On that specific test, static stretching did reduce output. The finding was real, and the recommendation followed.
Static vs Dynamic Stretching Before a Workout: The Real-World Test
When the same question was tested on movements people actually perform — jumping, sprinting, throwing — static stretching produced no decrease in performance. In adults, both static and dynamic stretching improved jump performance. The activity where gym-goers expected static stretching to be most harmful turned out to be one where it helped.
Static stretching reduces isolated single-muscle strength — with meaningful deficits only when held 60 seconds or longer — but does not decrease performance in jumping, sprinting, or throwing. In adults, both static and dynamic stretching improve jump performance. The blanket rule to avoid all static stretching before exercise is not supported by the largest analysis of this question to date.
— Warneke & Lohmann 2024 · Journal of Sport and Health Science · n=2,012
A small force loss in one muscle becomes invisible inside a movement that coordinates entire chains firing together. A squat, a box jump, a sprint depend on neural coordination across dozens of muscles, not on the peak output of any single one. The strength dip that showed up on the leg extension machine disappeared when the body moved as a whole.
The isolated test is not wrong. It exists for legitimate reasons — rehabilitation tracking, research baselines, controlled force comparisons. What went wrong was applying its result to movements it was never designed to predict. A calf raise on a machine and a vertical jump share a muscle but almost nothing else. The jump recruits timing, coordination, and contributions from muscles the calf raise never activated. Stretching might soften one input. The movement compensates through dozens of others.
Duration tightens the picture further. Large strength deficits only appeared when a stretch was held longer than 60 seconds per muscle. Below that mark, the isolated loss was too small to reliably detect. Most warm-up stretches last 15 to 30 seconds — well outside the range where the effect becomes meaningful.

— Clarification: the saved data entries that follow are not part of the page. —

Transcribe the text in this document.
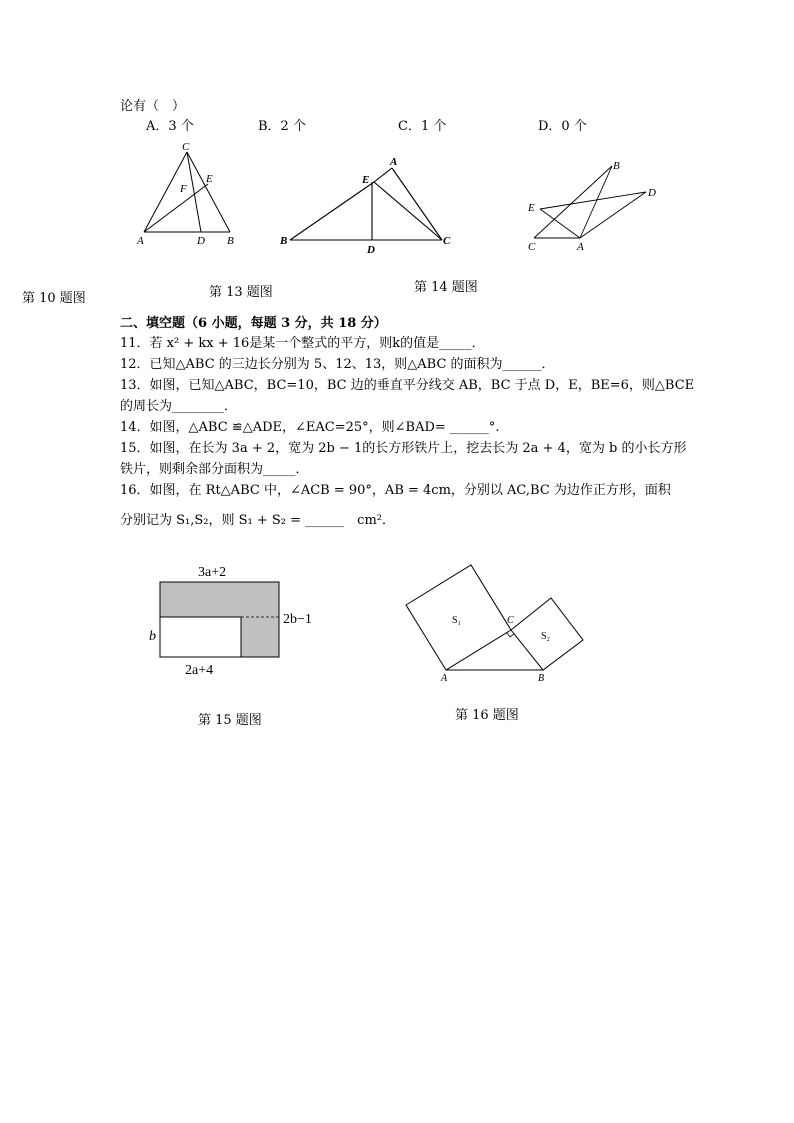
论有（　）
A．3 个	B．2 个	C．1 个	D．0 个
C
F
E
A	D B
A
E
B
D
C
B
D
E
C	A
第 10 题图	第 13 题图	第 14 题图
二、填空题（6 小题，每题 3 分，共 18 分）
11．若 x² + kx + 16是某一个整式的平方，则k的值是_____．
12．已知△ABC 的三边长分别为 5、12、13，则△ABC 的面积为______．
13．如图，已知△ABC，BC=10，BC 边的垂直平分线交 AB，BC 于点 D，E，BE=6，则△BCE
的周长为________．
14．如图，△ABC ≌△ADE，∠EAC=25°，则∠BAD= ______°.
15．如图，在长为 3a + 2，宽为 2b − 1的长方形铁片上，挖去长为 2a + 4，宽为 b 的小长方形
铁片，则剩余部分面积为_____．
16．如图，在 Rt△ABC 中，∠ACB = 90°，AB = 4cm，分别以 AC,BC 为边作正方形，面积
分别记为 S₁,S₂，则 S₁ + S₂ = ______　cm²．
3a+2
2b−1
b
2a+4
S₁	C
S₂
A	B
第 15 题图	第 16 题图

If you need maximal isolated muscle force — a peak-force lab test, a single-joint machine — a long static hold beforehand will reduce it. For every compound movement you perform in training, the evidence does not support the rule. Whether pre-workout stretching prevents injury is a separate question with different evidence, but the performance argument — the reason most people abandoned their old warm-up — was built on a test that measured something they never do.
You changed your routine because someone told you the science was settled. It was — for a measurement that does not resemble your workout. If the most universally followed warm-up rule in fitness was built on a test that does not transfer to the gym floor, the question worth asking next is what other training rules were built on the same kind of gap.